Beh, dipende dai punti di vista. Non possiamo dimenticare che il Patriarcato di Costantinopoli e quello di Mosca non sono attualmente in comunione eucaristica. Lo scisma è iniziato nell’ottobre del 2018, quando il patriarca ecumenico Bartolomeo ha garantito un «tomos di autocefalia» all’allora neonata Chiesa ortodossa ucraina e al suo metropolita Epifanio. Una decisione non estranea alle controversie politiche attuali, perché Kiev, oggi capitale dell’Ucraina, come prima capitale dello stato russo fu, naturalmente, anche la prima sede del patriarcato russo-ortodosso, trasferito a Mosca solo nel 1686.

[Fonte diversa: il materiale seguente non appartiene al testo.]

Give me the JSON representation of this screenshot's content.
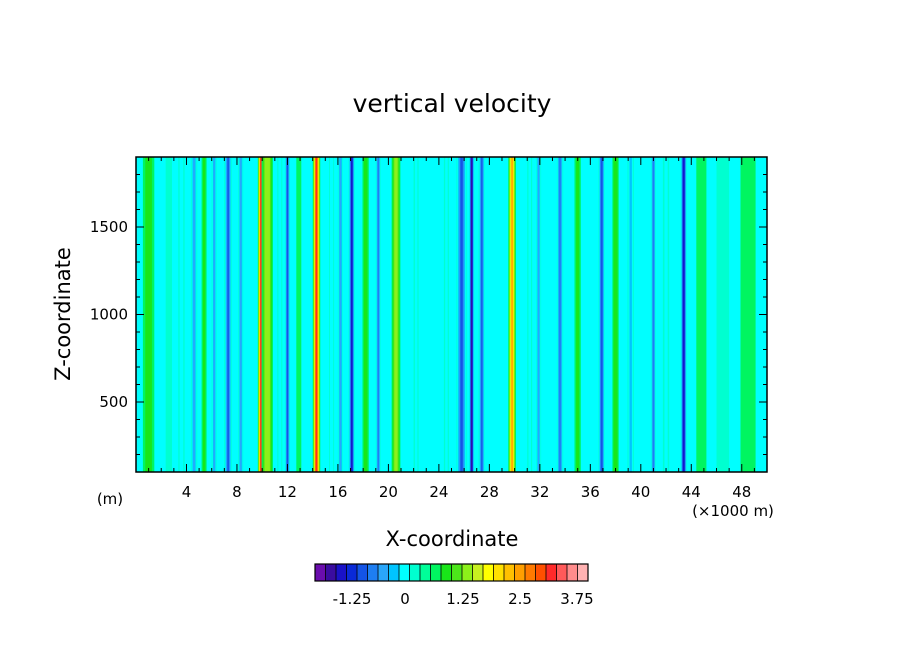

Il Cremlino voleva mantenere il controllo della Chiesa ortodossa ucraina, ritenendola uno strumento indispensabile per influenzare l’opinione pubblica ucraina in favore della Russia. Ma, per lo stesso motivo, per i nazionalisti ucraini è diventato prioritario liberarsi dell’influenza russa. Evidentemente motivi strettamente politici si mescolano con controversie più strettamente canonico-ecclesiastiche.
Bartolomeo ha mal digerito lo schiaffo di Mosca in occasione dello strappo di Kirill alla vigilia dell’agognato Sinodo pan-ortodosso a Creta, nel giugno del 2016, che avrebbe voluto rilanciare la concertazione sinodale tra Chiese locali autonome, ma aperte ad una visione dialogale del loro servizio nell’ecumene. Tra un Bartolomeo che cerca di rafforzare la dimensione internazionale di una Chiesa ortodossa greca sempre più affrancata dal riferimento storico ad Atene, e un Kirill cappellano del nazionalismo autoritario di Putin ci sono pochi punti in comune e il Patriarca ecumenico si è espresso in modo inequivocabile sull’inaccettabilità di una giustificazione teologica a una guerra di aggressione.